#dontmutedc has become a powerful call to ensure that DC's own indigenous music is supported, promoted and celebrated. Through these three great summer reads, learn about Go-Go's history, people, sounds, setbacks and future with DC Public Library's Go-Go Book Club, in partnership with Solid State Books, Washington Performing Arts and the Smithsonian Center for Folklife and Cultural Heritage.
The Beat: Go-Go Music from Washington DC by Kip Lornell & Charles C. Stephenson, Jr.
Take Me Out To The Go Go: the Autobiography of Kato Hammond
Go-Go Live: The Musical Life and Death of a Chocolate City by Natalie Hopkinson
Go-go is an upbeat, funky Black popular music from Washington, D.C. with a history as long as that of house or hip-hop. Natalie Hopkinson, formerly the Media and Culture Critic for The Root, with access to clubs, producers, and artists, is well-placed to tell the story of the music from the 70s to the present. With the gentrification of the District, more of the Black population and the go-go industry have moved to the Maryland suburbs. In Go-Go Live, Hopkinson gives a critical, inside account of the scene and how it survives in a changing city.
Go-go is the conga drum–inflected black popular music that emerged in Washington, D.C., during the 1970s. The guitarist Chuck Brown, the "Godfather of Go-Go," created the music by mixing sounds borrowed from church and the blues with the funk and flavor that he picked up playing for a local Latino band. Born in the inner city, amid the charred ruins of the 1968 race riots, go-go generated a distinct culture and an economy of independent, almost exclusively black-owned businesses that sold tickets to shows and recordings of live go-gos. At the peak of its popularity, in the 1980s, go-go could be heard around the capital every night of the week, on college campuses and in crumbling historic theaters, hole-in-the-wall nightclubs, backyards, and city parks.
Go-Go Live is a social history of black Washington told through its go-go music and culture. Encompassing dance moves, nightclubs, and fashion, as well as the voices of artists, fans, business owners, and politicians, Natalie Hopkinson's Washington-based narrative reflects the broader history of race in urban America in the second half of the twentieth century and the early twenty-first. In the 1990s, the middle class that had left the city for the suburbs in the postwar years began to return. Gentrification drove up property values and pushed go-go into D.C.'s suburbs. The Chocolate City is in decline, but its heart, D.C.'s distinctive go-go musical culture, continues to beat. On any given night, there's live go-go in the D.C. metro area.
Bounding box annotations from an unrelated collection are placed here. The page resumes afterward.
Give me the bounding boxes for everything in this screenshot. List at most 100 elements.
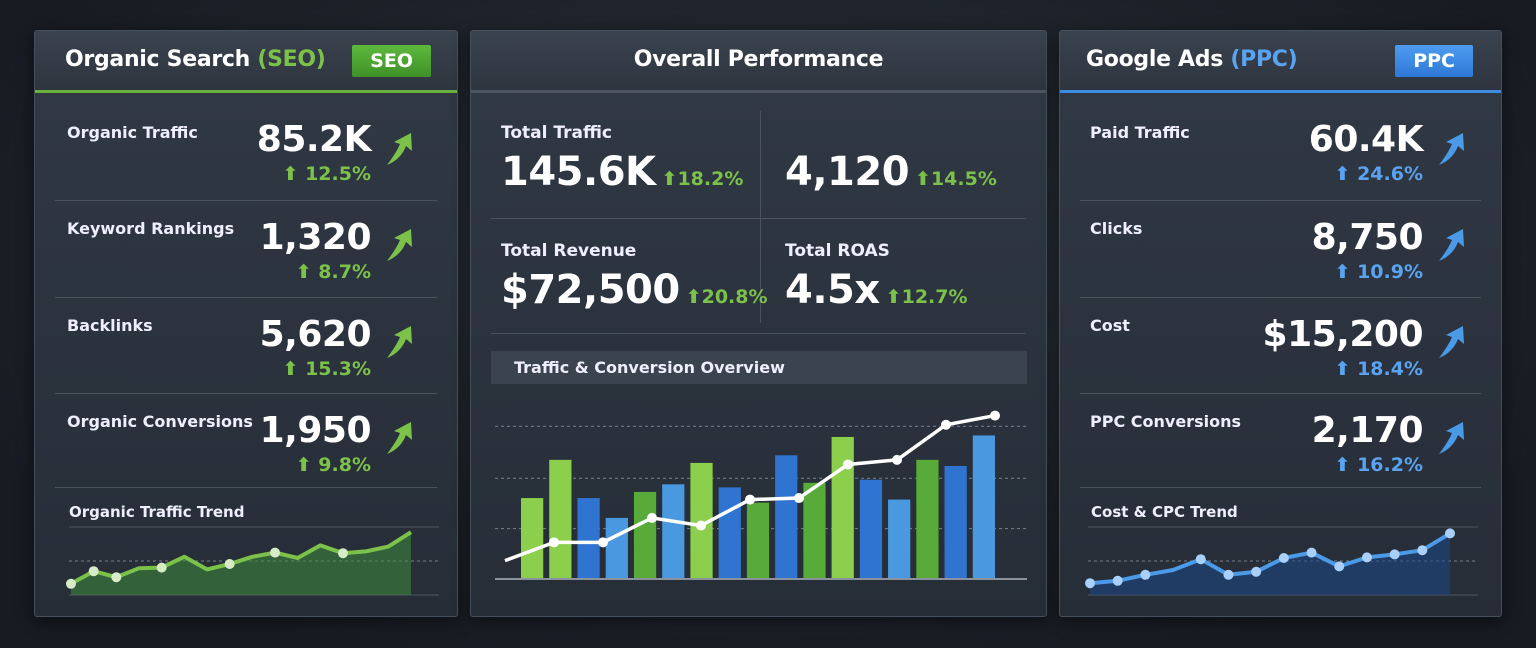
bar	[633, 491, 657, 579]
metric-group: 145.6K ⬆18.2%	[501, 149, 743, 195]
metric-value: 5,620	[259, 314, 372, 355]
up-arrow-icon: ⬆	[1334, 358, 1351, 380]
overall-metric: Total Traffic 145.6K ⬆18.2%	[501, 93, 761, 213]
line-point	[745, 494, 755, 505]
bar	[605, 517, 628, 579]
metric-change-value: 14.5%	[930, 168, 997, 190]
metric-row: Keyword Rankings 1,320 ⬆ 8.7%	[55, 201, 437, 298]
up-arrow-icon: ⬆	[1334, 261, 1351, 283]
bar	[831, 436, 854, 579]
overall-metric: Total ROAS 4.5x ⬆12.7%	[785, 211, 1045, 331]
trend-up-arrow-icon	[1435, 131, 1467, 167]
trend-point	[270, 547, 280, 558]
line-point	[794, 493, 804, 504]
metric-label: PPC Conversions	[1090, 412, 1241, 431]
metric-label: Keyword Rankings	[67, 219, 235, 238]
metric-label: Total Revenue	[501, 241, 637, 261]
bar	[746, 502, 770, 579]
metric-change: ⬆18.2%	[662, 168, 744, 190]
trend-up-arrow-icon	[383, 227, 415, 263]
line-point	[892, 454, 902, 465]
trend-point	[1278, 553, 1289, 563]
ppc-panel: Google Ads (PPC) PPC Paid Traffic 60.4K …	[1059, 30, 1502, 617]
trend-up-arrow-icon	[1435, 227, 1467, 263]
line-point	[990, 410, 1000, 421]
metric-change-value: 10.9%	[1357, 261, 1423, 283]
metric-value: 1,320	[259, 217, 372, 258]
seo-header: Organic Search (SEO) SEO	[35, 31, 457, 93]
ppc-badge: PPC	[1395, 45, 1473, 77]
ppc-title-tag: (PPC)	[1230, 47, 1298, 72]
trend-up-arrow-icon	[383, 420, 415, 456]
metric-row: Backlinks 5,620 ⬆ 15.3%	[55, 298, 437, 394]
seo-trend-chart	[66, 526, 439, 596]
metric-label: Cost	[1090, 316, 1130, 335]
ppc-trend-title: Cost & CPC Trend	[1091, 503, 1238, 521]
metric-value: 4,120	[785, 149, 910, 195]
trend-line	[70, 530, 413, 586]
metric-change: ⬆ 12.5%	[283, 163, 371, 185]
seo-title: Organic Search (SEO)	[65, 47, 326, 72]
metric-change: ⬆ 16.2%	[1335, 454, 1423, 476]
metric-group: 4,120 ⬆14.5%	[785, 149, 997, 195]
trend-point	[88, 566, 99, 577]
overall-metrics: Total Traffic 145.6K ⬆18.2% 4,120 ⬆14.5% To…	[491, 93, 1026, 334]
trend-point	[1417, 545, 1428, 556]
bar	[972, 435, 995, 579]
metric-row: Cost $15,200 ⬆ 18.4%	[1080, 298, 1481, 394]
bar	[775, 455, 798, 579]
metric-label: Paid Traffic	[1090, 123, 1190, 142]
line-point	[549, 537, 559, 548]
metric-change-value: 18.4%	[1357, 358, 1423, 380]
up-arrow-icon: ⬆	[295, 454, 312, 476]
metric-change-value: 20.8%	[701, 286, 768, 308]
ppc-trend-chart	[1085, 526, 1478, 596]
metric-value: 4.5x	[785, 267, 880, 313]
up-arrow-icon: ⬆	[282, 358, 299, 380]
trend-point	[1112, 575, 1123, 586]
ppc-title: Google Ads (PPC)	[1086, 47, 1298, 72]
metric-label: Backlinks	[67, 316, 153, 335]
trend-point	[1389, 549, 1400, 560]
metric-change: ⬆20.8%	[686, 286, 768, 308]
bar	[718, 487, 741, 579]
bar	[577, 498, 600, 579]
trend-point	[1334, 561, 1345, 572]
metric-value: 8,750	[1311, 217, 1424, 258]
metric-change-value: 9.8%	[318, 454, 371, 476]
overall-panel: Overall Performance Total Traffic 145.6K…	[470, 30, 1047, 617]
overall-header: Overall Performance	[471, 31, 1046, 93]
metric-change-value: 16.2%	[1357, 454, 1423, 476]
metric-row: Paid Traffic 60.4K ⬆ 24.6%	[1080, 111, 1481, 201]
line-point	[843, 459, 853, 470]
metric-divider	[760, 111, 761, 323]
ppc-header: Google Ads (PPC) PPC	[1060, 31, 1501, 93]
bar	[888, 499, 911, 579]
bar	[944, 465, 967, 579]
trend-up-arrow-icon	[1435, 420, 1467, 456]
metric-row: Organic Traffic 85.2K ⬆ 12.5%	[55, 111, 437, 201]
metric-row: Clicks 8,750 ⬆ 10.9%	[1080, 201, 1481, 298]
bar	[803, 482, 826, 579]
seo-title-text: Organic Search	[65, 47, 251, 72]
chart-title: Traffic & Conversion Overview	[514, 358, 785, 377]
metric-change: ⬆ 15.3%	[283, 358, 371, 380]
seo-title-tag: (SEO)	[257, 47, 326, 72]
trend-point	[1361, 552, 1372, 563]
metric-change-value: 8.7%	[318, 261, 371, 283]
metric-value: 2,170	[1311, 410, 1424, 451]
metric-row: PPC Conversions 2,170 ⬆ 16.2%	[1080, 394, 1481, 488]
trend-point	[1195, 554, 1206, 565]
metric-change-value: 24.6%	[1357, 163, 1423, 185]
metric-row: Organic Conversions 1,950 ⬆ 9.8%	[55, 394, 437, 488]
trend-point	[156, 562, 167, 573]
trend-point	[111, 572, 122, 583]
metric-change-value: 12.5%	[305, 163, 371, 185]
metric-value: 1,950	[259, 410, 372, 451]
line-point	[941, 419, 951, 430]
up-arrow-icon: ⬆	[915, 168, 931, 190]
metric-change-value: 15.3%	[305, 358, 371, 380]
metric-label: Clicks	[1090, 219, 1143, 238]
metric-change: ⬆ 18.4%	[1335, 358, 1423, 380]
trend-up-arrow-icon	[1435, 324, 1467, 360]
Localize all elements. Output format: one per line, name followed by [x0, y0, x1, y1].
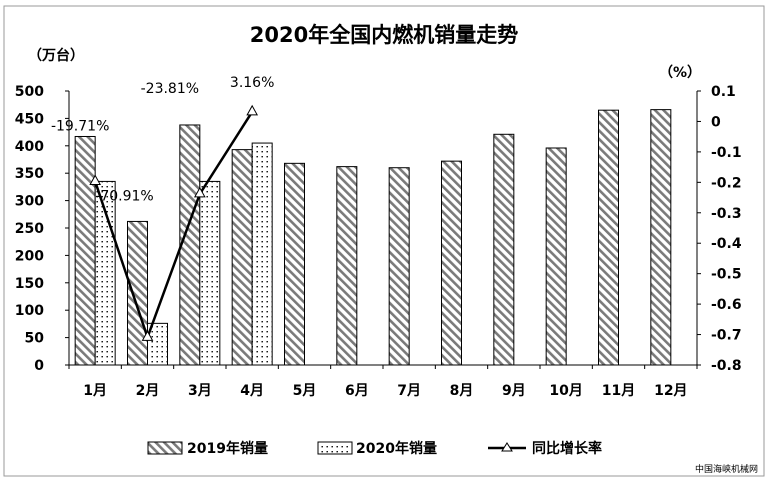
left-tick-label: 250 — [15, 221, 44, 237]
growth-marker — [141, 330, 154, 341]
x-tick-label: 10月 — [549, 383, 582, 399]
legend-label-2019: 2019年销量 — [187, 440, 268, 457]
left-tick-label: 50 — [25, 331, 45, 347]
left-tick-label: 100 — [15, 303, 44, 319]
legend-label-2020: 2020年销量 — [356, 440, 437, 457]
right-tick-label: -0.4 — [711, 236, 742, 252]
legend-swatch-2019 — [147, 441, 183, 455]
bar-2019 — [441, 160, 462, 366]
legend-item-growth: 同比增长率 — [488, 440, 602, 457]
x-tick-label: 2月 — [136, 383, 160, 399]
bar-2019 — [127, 220, 148, 366]
bar-2019 — [231, 149, 253, 366]
right-tick-label: -0.3 — [711, 206, 742, 222]
right-tick-label: -0.2 — [711, 175, 742, 191]
bar-2019 — [598, 109, 619, 366]
bar-2019 — [650, 109, 672, 366]
bar-2019 — [284, 162, 305, 366]
x-tick-label: 11月 — [602, 383, 635, 399]
legend-item-2020: 2020年销量 — [317, 440, 437, 457]
right-tick-label: 0.1 — [711, 84, 736, 100]
legend-item-2019: 2019年销量 — [147, 440, 268, 457]
plot-area: 0 50 100 150 200 250 300 350 400 450 500 -0.8 -0.7 -0… — [15, 75, 742, 399]
x-tick-label: 12月 — [654, 383, 687, 399]
bar-2019 — [74, 135, 96, 366]
right-axis-unit: （%） — [659, 65, 701, 81]
bar-2019 — [545, 147, 567, 366]
right-tick-label: -0.7 — [711, 328, 742, 344]
bar-2019 — [336, 166, 358, 366]
growth-marker — [89, 174, 102, 185]
bar-2019 — [493, 133, 515, 366]
x-tick-label: 6月 — [345, 383, 369, 399]
right-tick-label: -0.8 — [711, 358, 742, 374]
x-tick-label: 1月 — [83, 383, 107, 399]
right-tick-label: -0.1 — [711, 145, 742, 161]
x-tick-label: 8月 — [450, 383, 474, 399]
chart-title: 2020年全国内燃机销量走势 — [250, 23, 518, 47]
growth-data-label: -70.91% — [95, 188, 153, 204]
right-tick-label: -0.6 — [711, 297, 742, 313]
left-tick-label: 450 — [15, 111, 44, 127]
growth-marker — [193, 186, 206, 198]
legend-label-growth: 同比增长率 — [532, 440, 602, 457]
left-tick-label: 0 — [34, 358, 44, 374]
left-axis-unit: （万台） — [28, 47, 84, 64]
bar-2019 — [388, 167, 410, 366]
left-tick-label: 200 — [15, 248, 44, 264]
legend-swatch-2020 — [317, 441, 353, 455]
left-tick-label: 150 — [15, 276, 44, 292]
x-tick-label: 4月 — [240, 383, 264, 399]
growth-data-label: -23.81% — [141, 81, 199, 97]
x-tick-label: 5月 — [293, 383, 317, 399]
growth-data-label: -19.71% — [51, 118, 109, 134]
x-tick-label: 3月 — [188, 383, 212, 399]
right-tick-label: 0 — [711, 114, 721, 130]
growth-data-label: 3.16% — [230, 75, 274, 91]
left-tick-label: 300 — [15, 194, 44, 210]
left-tick-label: 500 — [15, 84, 44, 100]
bar-2019 — [179, 124, 201, 366]
right-tick-label: -0.5 — [711, 267, 742, 283]
x-tick-label: 9月 — [502, 383, 526, 399]
bar-2020 — [147, 322, 168, 366]
legend: 2019年销量 2020年销量 同比增长率 — [147, 440, 602, 457]
growth-marker — [246, 104, 259, 116]
left-tick-label: 350 — [15, 166, 44, 182]
x-tick-label: 7月 — [397, 383, 421, 399]
chart-frame — [3, 5, 765, 477]
bar-2020 — [199, 180, 221, 366]
growth-line — [93, 111, 254, 342]
legend-marker-growth — [501, 442, 513, 452]
bar-2020 — [251, 142, 273, 366]
watermark: 中国海峡机械网 — [695, 463, 758, 475]
left-tick-label: 400 — [15, 139, 44, 155]
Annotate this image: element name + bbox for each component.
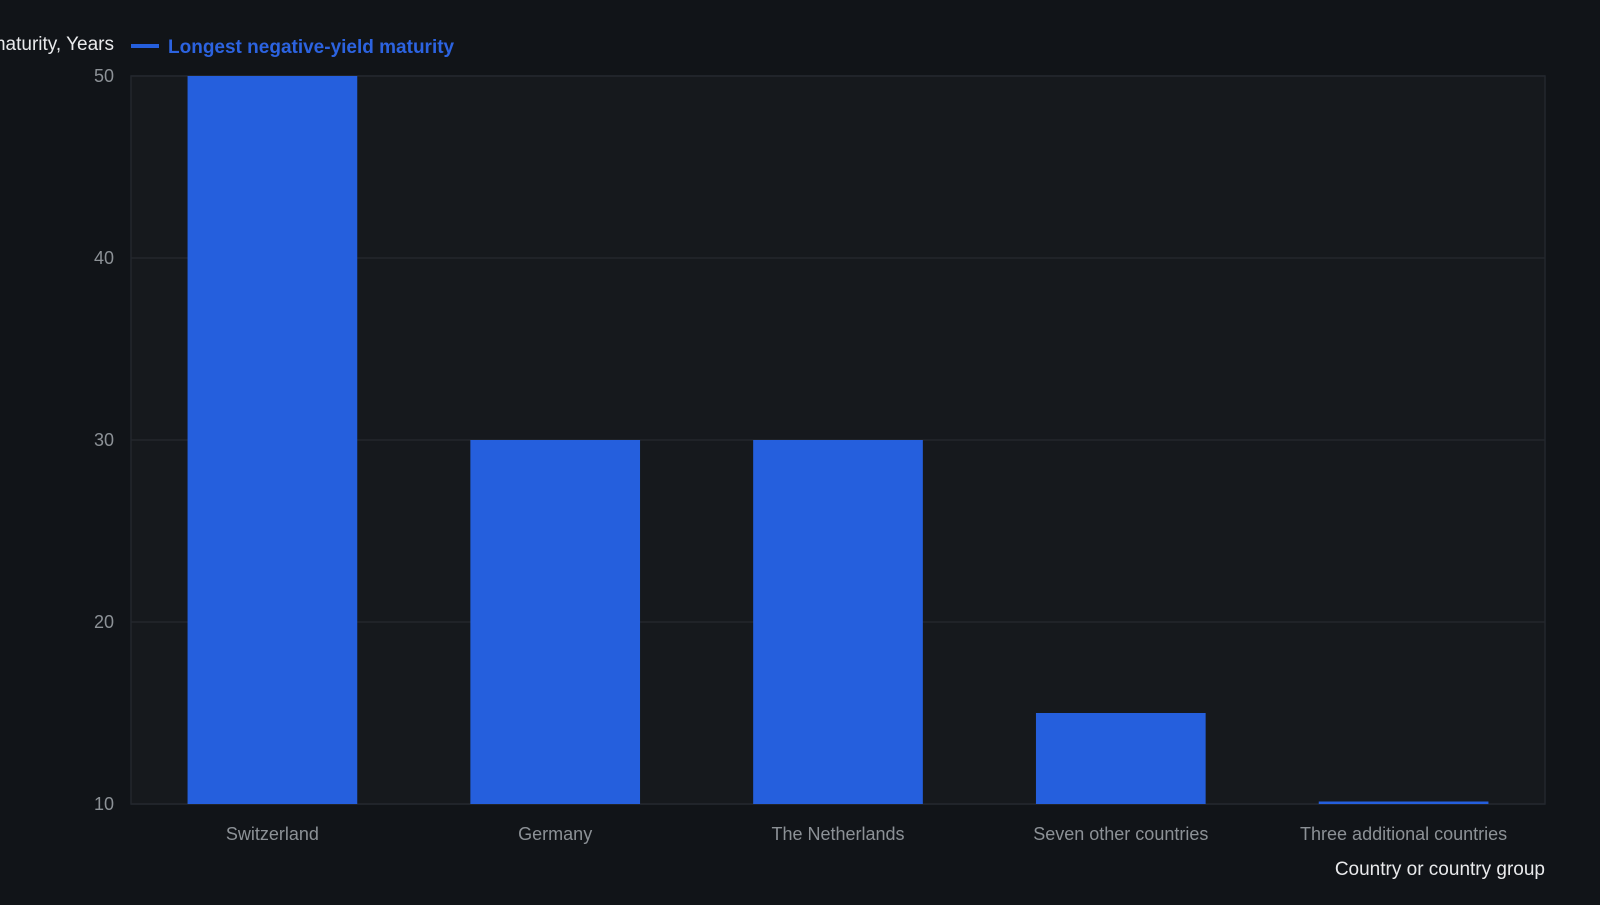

A former staff writer, editor, and culture critic at the Washington Post and The Root, Natalie Hopkinson is an assistant professor in Howard University’s graduate program in communication, culture and media studies and a fellow at the Interactivity Foundation. The author of A Mouth Is Always Muzzled (The New Press), as well as Go-Go Live and Deconstructing Tyrone (with Natalie Y. Moore), Hopkinson lives in Washington, D.C.